Thinking that members of the group might have flagged in their commitment to their goals (as I had!), I sent them all this inspiring quotation from choreographer Martha Graham. Graham was responding to fellow choreographer Agnes de Mille who was sharing her anxiety over what she feared was a theatrical failure. She told Graham, “I have a burning desire to be excellent, but no faith that I can be.”
(Just a note before I go on: if the great Agnes de Mille can have doubts about her capability, then no wonder the rest of us do, also. Right??)
So here is what the very wise Martha Graham said to de Mille:
“There is a vitality, a life force, an energy, a quickening that is translated through you into action, and because there is only one of you in all of time, this expression is unique. And if you block it, it will never exist through any other medium and it will be lost. The world will not have it. It is not your business to determine how good it is nor how valuable nor how it compares with other expressions. It is your business to keep it yours clearly and directly, to keep the channel open.”

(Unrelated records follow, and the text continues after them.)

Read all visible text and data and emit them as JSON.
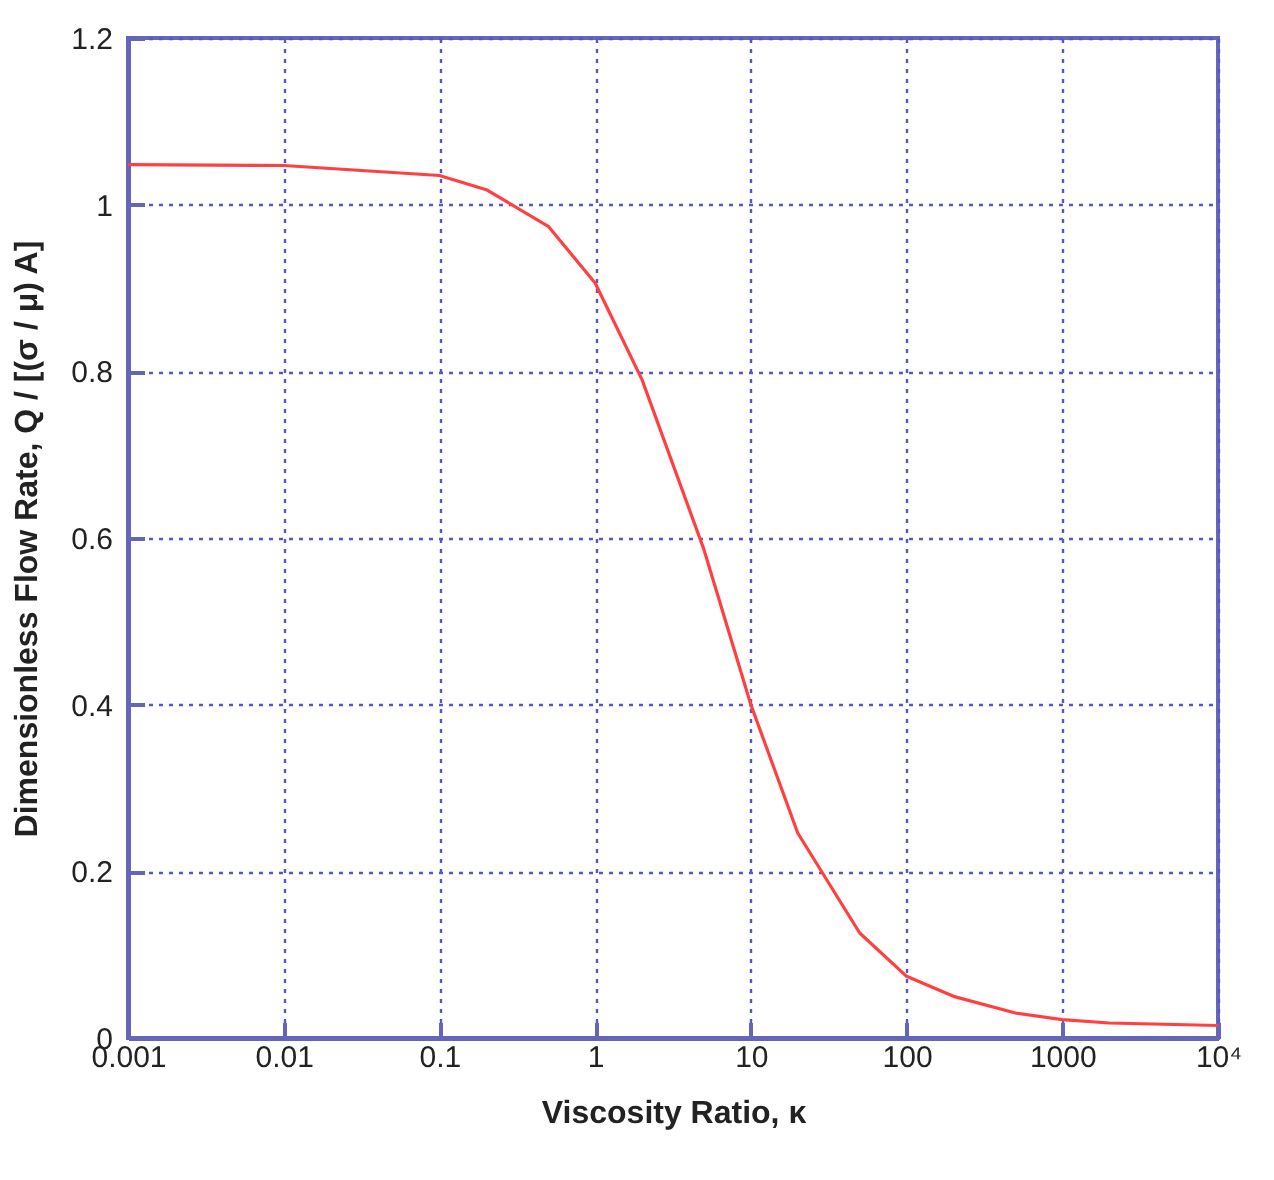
{
  "chart_data": {
    "type": "line",
    "xlabel": "Viscosity Ratio, κ",
    "ylabel": "Dimensionless Flow Rate, Q / [(σ / μ) A]",
    "x": [
      0.001,
      0.01,
      0.1,
      0.2,
      0.5,
      1,
      2,
      5,
      10,
      20,
      50,
      100,
      200,
      500,
      1000,
      2000,
      10000
    ],
    "series": [
      {
        "color": "#ff4040",
        "values": [
          1.048,
          1.047,
          1.035,
          1.018,
          0.974,
          0.906,
          0.79,
          0.586,
          0.4,
          0.246,
          0.126,
          0.074,
          0.05,
          0.03,
          0.022,
          0.018,
          0.015
        ]
      }
    ],
    "log": "x",
    "xlim": [
      0.001,
      10000
    ],
    "ylim": [
      0,
      1.2
    ],
    "xticks": [
      0.001,
      0.01,
      0.1,
      1,
      10,
      100,
      1000,
      {
        "value": 10000,
        "label": "10⁴"
      }
    ],
    "yticks": [
      0,
      0.2,
      0.4,
      0.6,
      0.8,
      1,
      1.2
    ],
    "grid": true,
    "marker": "none",
    "line_style": "solid"
  }
}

Ohmygod, this is so good I can hardly stand it! Let me say the words again: It is your business to keep the channel open! Keep the creative juices flowing. Keep the dedication high. And keep the radical sense of potential alive in your heart. This is your work, now and always. I have printed Graham's paragraph numerous times and stuck it all over my house. I can’t hear these words often enough! And of course, I wanted my clients to hear them, too.
So on a rainy Tuesday night, holding the idea of keeping the channel open in our minds, we addressed a series of questions to make sure we could stay on target through the rest of the summer. I offer them to those of you who may also need a mid-summer examination of those goals and intentions you set for your summer.

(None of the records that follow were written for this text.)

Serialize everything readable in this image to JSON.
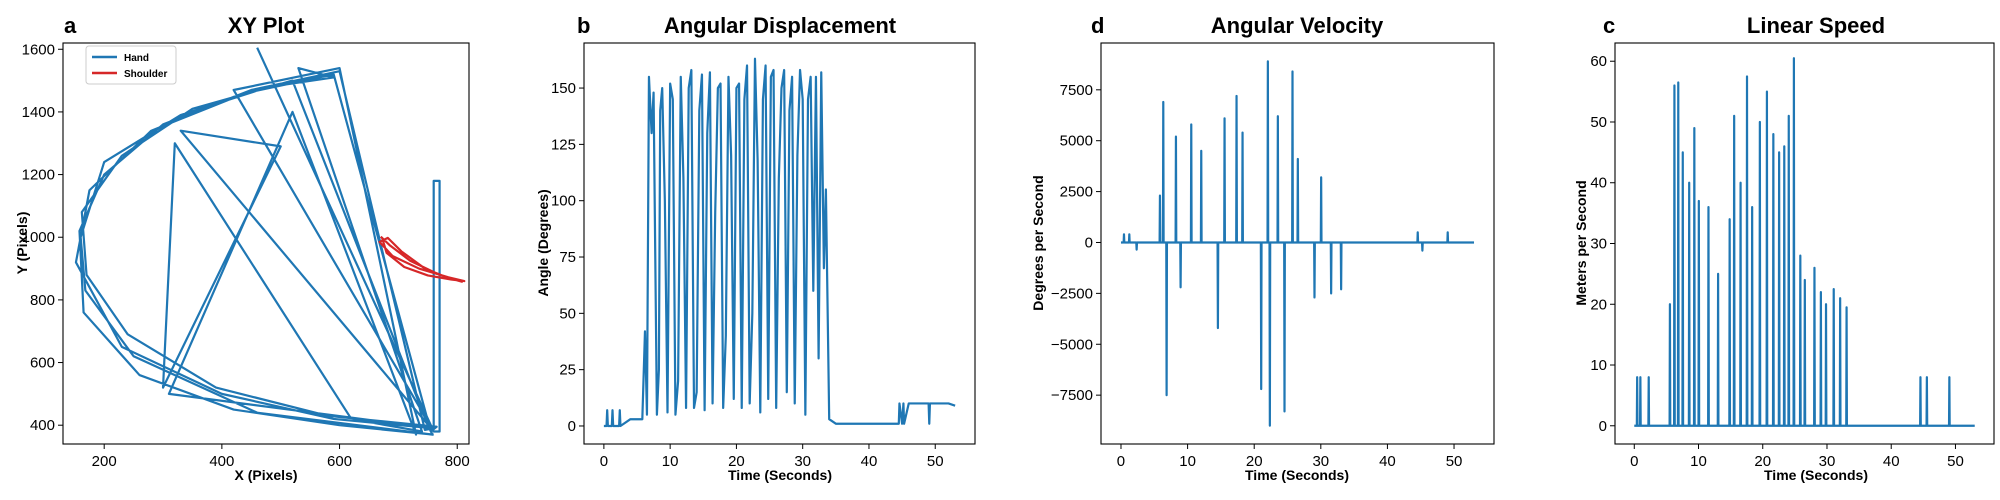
{
  "chart_data": [
    {
      "type": "line",
      "panel": "a",
      "title": "XY Plot",
      "xlabel": "X (Pixels)",
      "ylabel": "Y (Pixels)",
      "xlim": [
        130,
        820
      ],
      "ylim": [
        340,
        1620
      ],
      "xticks": [
        200,
        400,
        600,
        800
      ],
      "yticks": [
        400,
        600,
        800,
        1000,
        1200,
        1400,
        1600
      ],
      "legend": "top-left",
      "series": [
        {
          "name": "Hand",
          "color": "#1f77b4",
          "x": [
            760,
            600,
            420,
            260,
            165,
            158,
            200,
            300,
            450,
            600,
            745,
            760,
            590,
            400,
            230,
            152,
            175,
            280,
            440,
            590,
            755,
            765,
            580,
            390,
            240,
            170,
            162,
            230,
            350,
            520,
            750,
            758,
            460,
            250,
            168,
            160,
            200,
            330,
            480,
            590,
            530,
            740,
            620,
            320,
            300,
            500,
            330,
            760,
            420,
            600,
            730,
            520,
            310,
            760,
            760,
            770,
            770,
            760,
            460
          ],
          "y": [
            370,
            400,
            450,
            560,
            760,
            1020,
            1200,
            1360,
            1470,
            1530,
            385,
            390,
            420,
            500,
            650,
            920,
            1150,
            1340,
            1460,
            1520,
            380,
            395,
            430,
            520,
            690,
            880,
            1080,
            1260,
            1410,
            1500,
            400,
            370,
            440,
            620,
            830,
            1000,
            1240,
            1390,
            1480,
            1510,
            1540,
            380,
            420,
            1300,
            520,
            1290,
            1340,
            380,
            1470,
            1540,
            370,
            1400,
            500,
            390,
            1180,
            1180,
            380,
            380,
            1605
          ]
        },
        {
          "name": "Shoulder",
          "color": "#d62728",
          "x": [
            672,
            680,
            710,
            750,
            790,
            812,
            785,
            735,
            690,
            668,
            682,
            705,
            745,
            785,
            808,
            770,
            720,
            685,
            670
          ],
          "y": [
            1000,
            950,
            905,
            878,
            865,
            860,
            872,
            900,
            940,
            985,
            998,
            955,
            900,
            870,
            858,
            880,
            925,
            975,
            1002
          ]
        }
      ]
    },
    {
      "type": "line",
      "panel": "b",
      "title": "Angular Displacement",
      "xlabel": "Time (Seconds)",
      "ylabel": "Angle (Degrees)",
      "xlim": [
        -3,
        56
      ],
      "ylim": [
        -8,
        170
      ],
      "xticks": [
        0,
        10,
        20,
        30,
        40,
        50
      ],
      "yticks": [
        0,
        25,
        50,
        75,
        100,
        125,
        150
      ],
      "series": [
        {
          "name": "Angle",
          "color": "#1f77b4",
          "x": [
            0,
            0.4,
            0.5,
            0.6,
            1.2,
            1.3,
            1.4,
            2.3,
            2.4,
            2.5,
            4,
            5.8,
            6.2,
            6.5,
            6.8,
            7.2,
            7.5,
            8.0,
            8.3,
            8.5,
            8.8,
            9.2,
            9.6,
            10.0,
            10.4,
            10.8,
            11.2,
            11.6,
            12.0,
            12.4,
            12.8,
            13.2,
            13.6,
            14.0,
            14.4,
            14.8,
            15.2,
            15.6,
            16.0,
            16.4,
            16.8,
            17.2,
            17.6,
            18.0,
            18.4,
            18.8,
            19.2,
            19.6,
            20.0,
            20.4,
            20.8,
            21.2,
            21.6,
            22.0,
            22.4,
            22.8,
            23.2,
            23.6,
            24.0,
            24.4,
            24.8,
            25.2,
            25.6,
            26.0,
            26.4,
            26.8,
            27.2,
            27.6,
            28.0,
            28.4,
            28.8,
            29.2,
            29.6,
            30.0,
            30.4,
            30.8,
            31.2,
            31.6,
            32.0,
            32.4,
            32.8,
            33.2,
            33.5,
            34.0,
            35,
            40,
            44.5,
            44.6,
            45.0,
            45.2,
            45.3,
            46,
            47,
            48,
            49.0,
            49.1,
            49.2,
            50,
            51,
            52,
            53
          ],
          "y": [
            0,
            0,
            7,
            0,
            0,
            7,
            0,
            0,
            7,
            0,
            3,
            3,
            42,
            5,
            155,
            130,
            148,
            5,
            25,
            140,
            150,
            100,
            6,
            152,
            145,
            5,
            20,
            155,
            110,
            8,
            150,
            158,
            8,
            15,
            140,
            156,
            7,
            130,
            157,
            10,
            95,
            150,
            152,
            8,
            40,
            155,
            120,
            12,
            150,
            152,
            8,
            145,
            160,
            10,
            50,
            163,
            118,
            6,
            145,
            160,
            12,
            155,
            158,
            8,
            110,
            150,
            158,
            15,
            140,
            155,
            10,
            120,
            158,
            145,
            5,
            145,
            155,
            60,
            155,
            30,
            157,
            70,
            105,
            3,
            1,
            1,
            1,
            10,
            1,
            10,
            1,
            10,
            10,
            10,
            10,
            1,
            10,
            10,
            10,
            10,
            9
          ]
        }
      ]
    },
    {
      "type": "line",
      "panel": "d",
      "title": "Angular Velocity",
      "xlabel": "Time (Seconds)",
      "ylabel": "Degrees per Second",
      "xlim": [
        -3,
        56
      ],
      "ylim": [
        -9900,
        9800
      ],
      "xticks": [
        0,
        10,
        20,
        30,
        40,
        50
      ],
      "yticks": [
        -7500,
        -5000,
        -2500,
        0,
        2500,
        5000,
        7500
      ],
      "series": [
        {
          "name": "Angular velocity",
          "color": "#1f77b4",
          "x": [
            0,
            0.4,
            0.45,
            0.5,
            1.2,
            1.25,
            1.3,
            2.3,
            2.35,
            2.4,
            4,
            5.8,
            5.85,
            5.9,
            6.3,
            6.35,
            6.4,
            6.8,
            6.85,
            6.9,
            8.2,
            8.25,
            8.3,
            8.9,
            8.95,
            9.0,
            10.5,
            10.55,
            10.6,
            12.0,
            12.05,
            12.1,
            14.5,
            14.55,
            14.6,
            15.5,
            15.55,
            15.6,
            17.3,
            17.35,
            17.4,
            18.2,
            18.25,
            18.3,
            21.0,
            21.05,
            21.1,
            22.0,
            22.05,
            22.1,
            22.3,
            22.35,
            22.4,
            23.5,
            23.55,
            23.6,
            24.5,
            24.55,
            24.6,
            25.7,
            25.75,
            25.8,
            26.5,
            26.55,
            26.6,
            29.0,
            29.05,
            29.1,
            30.0,
            30.05,
            30.1,
            31.5,
            31.55,
            31.6,
            33.0,
            33.05,
            33.1,
            34,
            44.5,
            44.55,
            44.6,
            45.2,
            45.25,
            45.3,
            49.0,
            49.05,
            49.1,
            53
          ],
          "y": [
            0,
            0,
            400,
            0,
            0,
            400,
            0,
            0,
            -350,
            0,
            0,
            0,
            2300,
            0,
            0,
            6900,
            0,
            0,
            -7500,
            0,
            0,
            5200,
            0,
            0,
            -2200,
            0,
            0,
            5800,
            0,
            0,
            4500,
            0,
            0,
            -4200,
            0,
            0,
            6100,
            0,
            0,
            7200,
            0,
            0,
            5400,
            0,
            0,
            -7200,
            0,
            0,
            8900,
            0,
            0,
            -9000,
            0,
            0,
            6200,
            0,
            0,
            -8300,
            0,
            0,
            8400,
            0,
            0,
            4100,
            0,
            0,
            -2700,
            0,
            0,
            3200,
            0,
            0,
            -2500,
            0,
            0,
            -2300,
            0,
            0,
            0,
            500,
            0,
            0,
            -400,
            0,
            0,
            500,
            0,
            0
          ]
        }
      ]
    },
    {
      "type": "line",
      "panel": "c",
      "title": "Linear Speed",
      "xlabel": "Time (Seconds)",
      "ylabel": "Meters per Second",
      "xlim": [
        -3,
        56
      ],
      "ylim": [
        -3,
        63
      ],
      "xticks": [
        0,
        10,
        20,
        30,
        40,
        50
      ],
      "yticks": [
        0,
        10,
        20,
        30,
        40,
        50,
        60
      ],
      "series": [
        {
          "name": "Speed",
          "color": "#1f77b4",
          "x": [
            0,
            0.4,
            0.45,
            0.5,
            0.9,
            0.95,
            1.0,
            2.2,
            2.25,
            2.3,
            4,
            5.5,
            5.55,
            5.6,
            6.2,
            6.25,
            6.3,
            6.8,
            6.85,
            6.9,
            7.5,
            7.55,
            7.6,
            8.5,
            8.55,
            8.6,
            9.3,
            9.35,
            9.4,
            10.0,
            10.05,
            10.1,
            11.5,
            11.55,
            11.6,
            13.0,
            13.05,
            13.1,
            14.8,
            14.85,
            14.9,
            15.5,
            15.55,
            15.6,
            16.5,
            16.55,
            16.6,
            17.5,
            17.55,
            17.6,
            18.3,
            18.35,
            18.4,
            19.5,
            19.55,
            19.6,
            20.6,
            20.65,
            20.7,
            21.6,
            21.65,
            21.7,
            22.5,
            22.55,
            22.6,
            23.3,
            23.35,
            23.4,
            24.0,
            24.05,
            24.1,
            24.8,
            24.85,
            24.9,
            25.8,
            25.85,
            25.9,
            26.5,
            26.55,
            26.6,
            28.0,
            28.05,
            28.1,
            29.0,
            29.05,
            29.1,
            29.8,
            29.85,
            29.9,
            31.0,
            31.05,
            31.1,
            32.0,
            32.05,
            32.1,
            33.0,
            33.05,
            33.1,
            34,
            44.5,
            44.55,
            44.6,
            45.5,
            45.55,
            45.6,
            49.0,
            49.05,
            49.1,
            53
          ],
          "y": [
            0,
            0,
            8,
            0,
            0,
            8,
            0,
            0,
            8,
            0,
            0,
            0,
            20,
            0,
            0,
            56,
            0,
            0,
            56.5,
            0,
            0,
            45,
            0,
            0,
            40,
            0,
            0,
            49,
            0,
            0,
            37,
            0,
            0,
            36,
            0,
            0,
            25,
            0,
            0,
            34,
            0,
            0,
            51,
            0,
            0,
            40,
            0,
            0,
            57.5,
            0,
            0,
            36,
            0,
            0,
            50,
            0,
            0,
            55,
            0,
            0,
            48,
            0,
            0,
            45,
            0,
            0,
            46,
            0,
            0,
            51,
            0,
            0,
            60.5,
            0,
            0,
            28,
            0,
            0,
            24,
            0,
            0,
            26,
            0,
            0,
            22,
            0,
            0,
            20,
            0,
            0,
            22.5,
            0,
            0,
            21,
            0,
            0,
            19.5,
            0,
            0,
            0,
            8,
            0,
            0,
            8,
            0,
            0,
            8,
            0,
            0
          ]
        }
      ]
    }
  ]
}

In what ways are you still working on your 2018 “project for growth”?
(Be appreciative of the ways, however small, that you are still moving forward with the project.)
How have you effectively and wisely re-shaped or re-directed the project?

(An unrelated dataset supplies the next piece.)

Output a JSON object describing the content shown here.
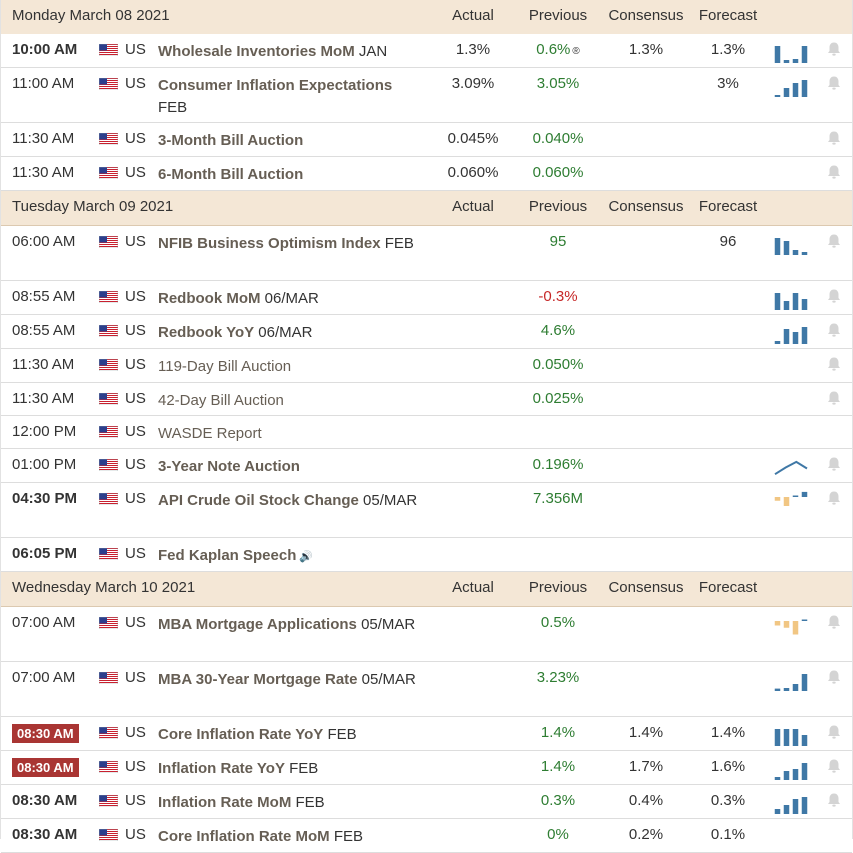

(Remember what the Stoics told us: in some cases, the task that keeps you from doing your work IS your work!)
If you have dropped the project, what were the circumstances that led to that decision?
fear. . .an event. . .a non-supportive habit. . .inertia. . .lack of inspiration,
collaboration, or motivation. . . false beliefs. . . need of instruction. . .
need of a cohort
The questions to ask:
• How have you generously and compassionately considered these circumstances?
• How have you hated, or maligned, or blamed, or groused about those circumstances? (Note: all of these behaviors “close the channel”!)
• And finally, do you believe that you are being given circumstances that are not helpful to you? (Trick question! You know that EVERY circumstance that is in front of you is uniquely designed for your benefit. The work is about finding that benefit.)
Learning to be brutally honest about what is derailing us from a project is actually a very important gain that comes from undertaking the project in the first place. This is part of the “self-study” creatives must constantly practice in order to stay the course of a long and challenging growth project. As the questions above imply, you don’t want to beat up on yourself when you appear to run off course. You want to take the opportunity to examine what is keeping you from moving forward. The thing that is keeping you from moving forward is the issue that is trying to get your attention. Go ahead, give it some attention.
Here is an antidote to a seeming miss-step on our path: Identify the small ways you have stayed on course: and for these be grateful. And even better, write these gratitudes in your TIA Journal.
Don’t have a TIA Journal? Come see me immediately! It will help.
What is your Practice? That is, what is the spiritual technology that “keeps your channel open.”
So Martha Graham admonished her friend to keep the channel open so her spirit could experience the creative impulse that is ready to move through her. Sounds good, you might be thinking, but just how does one “keep the channel open”?
Answer: It’s through a daily Practice of quieting the mind, opening the heart, releasing judgments and attachments, and dropping resistance to what is. We call these practices spiritual technologies. It may be meditation, or prayer, or journaling, or breath work, or just sitting quietly and listening to the voice of God. It’s always there, but hard to hear if you’re running full speed all the time.
So take a break. See what happens. I’m quite sure the channel will open.